US modernising joint nuclear forces
With US nuclear forces facing widespread scrutiny, progress is being made on the next generation of ground-based strategic deterrence
The USAF is modernising ICBMs to ensure they remain an integral component of US nuclear deterrence for the future. Image: USAF
Amid a wave of new investment into US missile technology, the US Air Force has awarded contracts to Boeing and Northrop Grumman to continue work on a successor for the Minuteman III ground-based Intercontinental Ballistic Missile (ICBM). The companies were awarded $349m and $328m contracts, respectively, eliminating a bid from Lockheed Martin.
The two companies will have three years to perform technology maturation and risk reduction (TMRR), after which a decision will be made on which missile technology will be awarded the programme. The Northrop team has said that it will work towards developing a technology that is “safe, secure and reliable” in its endeavour to form a new component of the country’s Ground Based Strategic Deterrence (GBSD).
This contract is crucial to Boeing – the developer of the Minuteman III in the 1960s – as the company lost out to Northrop in 2015 for the long range bomber contract. That deal, estimated at around $55bn in total, will see Northrop manage the modernisation of the B-1, B-2 and the B-52 aircraft. However, the final decision will depend on how these two contractors perform (in the run-up to 2019).
Recent Minuteman III test launch footage. Source: USAF
While Boeing has proven, historical experience in developing the Minuteman III, Northrop was awarded a USAF contract in 2007 to continue the full rate production phase of the ICBM Propulsion System Rocket Engine (PSRE), providing the Minuteman III’s liquid post boost upper stage.
The Navy has also initiated the modernisation process of its ballistic missile submarines (SSBNs), including development of the Columbia-class to replace the Ohio-class. With both air and sea legs have seen modernisation plans move forward, only the GBSD has been left to await a much-needed upgrade. The Navy’s SSBN and missile modernisation process lies with the Navy and the General Dynamics Electric Board, while modernisation of the ICBM will be a component of the modernisation process of the US nuclear triad. The entire process is expected to cost over $350bn.

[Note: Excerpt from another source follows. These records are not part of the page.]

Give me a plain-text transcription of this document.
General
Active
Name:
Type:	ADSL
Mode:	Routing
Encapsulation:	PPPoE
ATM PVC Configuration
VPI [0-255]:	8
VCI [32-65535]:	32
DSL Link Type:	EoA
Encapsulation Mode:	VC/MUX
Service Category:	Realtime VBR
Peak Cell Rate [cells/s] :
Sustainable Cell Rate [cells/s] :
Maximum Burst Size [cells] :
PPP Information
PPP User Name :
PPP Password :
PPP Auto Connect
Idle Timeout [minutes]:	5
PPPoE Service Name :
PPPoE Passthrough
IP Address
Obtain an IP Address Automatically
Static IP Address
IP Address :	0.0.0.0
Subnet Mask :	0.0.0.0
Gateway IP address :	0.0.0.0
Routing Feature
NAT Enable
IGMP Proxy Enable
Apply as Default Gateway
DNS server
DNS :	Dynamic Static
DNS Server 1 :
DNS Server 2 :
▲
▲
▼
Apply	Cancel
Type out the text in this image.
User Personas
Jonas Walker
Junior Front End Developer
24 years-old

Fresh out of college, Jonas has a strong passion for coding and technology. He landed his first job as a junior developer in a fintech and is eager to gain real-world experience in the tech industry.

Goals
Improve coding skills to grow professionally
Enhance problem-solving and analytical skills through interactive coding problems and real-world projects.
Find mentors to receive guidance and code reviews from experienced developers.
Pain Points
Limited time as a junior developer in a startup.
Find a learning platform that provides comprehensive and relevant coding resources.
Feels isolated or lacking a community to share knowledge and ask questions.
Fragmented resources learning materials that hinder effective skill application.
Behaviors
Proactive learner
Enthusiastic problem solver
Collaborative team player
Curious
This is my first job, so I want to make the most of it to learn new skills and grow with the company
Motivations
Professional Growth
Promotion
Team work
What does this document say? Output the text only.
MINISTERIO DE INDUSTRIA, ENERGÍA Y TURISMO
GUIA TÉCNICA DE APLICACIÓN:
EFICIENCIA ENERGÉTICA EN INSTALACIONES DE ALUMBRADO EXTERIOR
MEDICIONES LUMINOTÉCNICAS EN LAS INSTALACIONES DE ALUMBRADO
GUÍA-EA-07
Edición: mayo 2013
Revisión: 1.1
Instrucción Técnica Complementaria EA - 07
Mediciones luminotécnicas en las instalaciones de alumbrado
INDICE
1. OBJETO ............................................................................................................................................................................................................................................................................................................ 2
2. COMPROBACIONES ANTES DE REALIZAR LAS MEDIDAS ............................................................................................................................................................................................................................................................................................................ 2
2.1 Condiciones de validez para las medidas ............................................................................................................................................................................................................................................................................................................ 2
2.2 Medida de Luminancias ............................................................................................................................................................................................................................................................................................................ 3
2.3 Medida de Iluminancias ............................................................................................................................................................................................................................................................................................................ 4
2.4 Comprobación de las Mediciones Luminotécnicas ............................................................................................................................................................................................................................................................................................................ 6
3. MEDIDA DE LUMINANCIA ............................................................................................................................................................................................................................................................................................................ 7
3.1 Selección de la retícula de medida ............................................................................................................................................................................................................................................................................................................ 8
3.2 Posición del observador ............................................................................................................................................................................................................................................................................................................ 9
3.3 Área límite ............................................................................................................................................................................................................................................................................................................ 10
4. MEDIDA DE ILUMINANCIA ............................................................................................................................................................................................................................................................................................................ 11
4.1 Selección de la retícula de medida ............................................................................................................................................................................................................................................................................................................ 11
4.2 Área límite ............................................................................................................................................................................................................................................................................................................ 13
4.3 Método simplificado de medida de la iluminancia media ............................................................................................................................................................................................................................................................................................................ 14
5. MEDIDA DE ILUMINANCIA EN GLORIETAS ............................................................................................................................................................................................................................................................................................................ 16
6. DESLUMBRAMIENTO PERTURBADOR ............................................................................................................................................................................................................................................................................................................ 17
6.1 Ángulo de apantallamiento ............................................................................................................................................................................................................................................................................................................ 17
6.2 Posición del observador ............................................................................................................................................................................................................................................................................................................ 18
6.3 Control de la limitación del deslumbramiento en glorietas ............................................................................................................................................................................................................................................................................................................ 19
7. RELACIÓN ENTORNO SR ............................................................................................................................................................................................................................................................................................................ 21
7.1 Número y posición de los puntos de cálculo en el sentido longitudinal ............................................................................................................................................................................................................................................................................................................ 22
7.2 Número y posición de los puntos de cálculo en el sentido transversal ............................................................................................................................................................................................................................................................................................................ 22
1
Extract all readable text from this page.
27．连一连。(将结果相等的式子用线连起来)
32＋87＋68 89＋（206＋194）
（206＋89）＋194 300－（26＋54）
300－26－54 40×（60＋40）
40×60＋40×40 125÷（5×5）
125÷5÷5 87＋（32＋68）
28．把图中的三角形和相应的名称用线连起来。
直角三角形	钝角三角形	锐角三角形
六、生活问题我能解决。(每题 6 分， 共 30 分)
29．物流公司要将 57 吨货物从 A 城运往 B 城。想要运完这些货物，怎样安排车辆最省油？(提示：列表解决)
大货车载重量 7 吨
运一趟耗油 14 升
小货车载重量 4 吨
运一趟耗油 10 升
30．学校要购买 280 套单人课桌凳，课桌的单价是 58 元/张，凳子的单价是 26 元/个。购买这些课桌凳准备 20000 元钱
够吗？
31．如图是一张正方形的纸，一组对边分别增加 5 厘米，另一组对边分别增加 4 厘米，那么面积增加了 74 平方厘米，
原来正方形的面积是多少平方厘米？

After years of post-Cold War stagnation, President Donald Trump has made it a key priority to modernise the country’s ageing nuclear forces, an effort that analysts suggest will run up a budget of close to $1 trillion. In comparison, Russia has been implementing a broad modernisation effort to its own strategic and non-strategic nuclear forces for years. Today, the US finds that the nuclear threat is no longer confined to Russia alone, with North Korea persistently threatening test launches in the Pacific and boasting of the potential for attacks on US territories.
There remains debate on whether the Pentagon should replace the Minuteman III ICBM or to continue with the same missile until a later decade while carrying out a life extension programme (LEM). The first leg of the nuclear force needs to prove credible and accurate enough to be able to strengthen US pre-emptive strike options and therefore any decision to modernise the existing ICBM force under an LEM will depend on whether deterrence options can still match adversarial capabilities.
Owing to the rising threat from North Korea, the US conducted a test launch of an unarmed Minuteman III ICBM in April from Vandenberg Air Force Base to verify the effectiveness, reliability and accuracy of the system. This was followed by another test-launch seven days later – a Simulated Electronic Launch of the ICBM intended to assure the American public and allies that the ICBM capability was “safe, secure, lethal and ready.”
USAF expects the cost of developing a new ICBM to be around $62bn in total, a figure many believe will be exceeded. In fact the Pentagon Office of Cost Assessment and Program Evaluation has estimated the cost at $85bn.
Not only is the US eyeing ICBM upgrades, it is also purchasing helicopters to replace the UH-1N-fleet used for protection of the ICBM field.
Despite the US interest in developing a Conventional Prompt Global Strike (CPGS) family of systems that would reduce its reliance on nuclear weapons, the White House has continued to stress the importance of nuclear deterrence. This is because nuclear weapons have formed the backbone for US national security for much of the past century. Not only is the US concentrating on strategic nuclear weapons and delivery systems but it is strengthening its commitment of extended nuclear deterrence to its forward bases and modernising its tactical nuclear weapons (TNWs).
While debate will continue on the relevance of silo-based ICBMs – that are potentially vulnerable to enemy attack – over the use of mobile submarine-launched ballistic missiles, the US must ensure all three legs of nuclear deterrence are aligned and readied at the earliest possible schedule. Short of any radical change in strategic options, ICBMs, as a pre-emptive strike option, will remain an integral component of US nuclear deterrence for decades to come.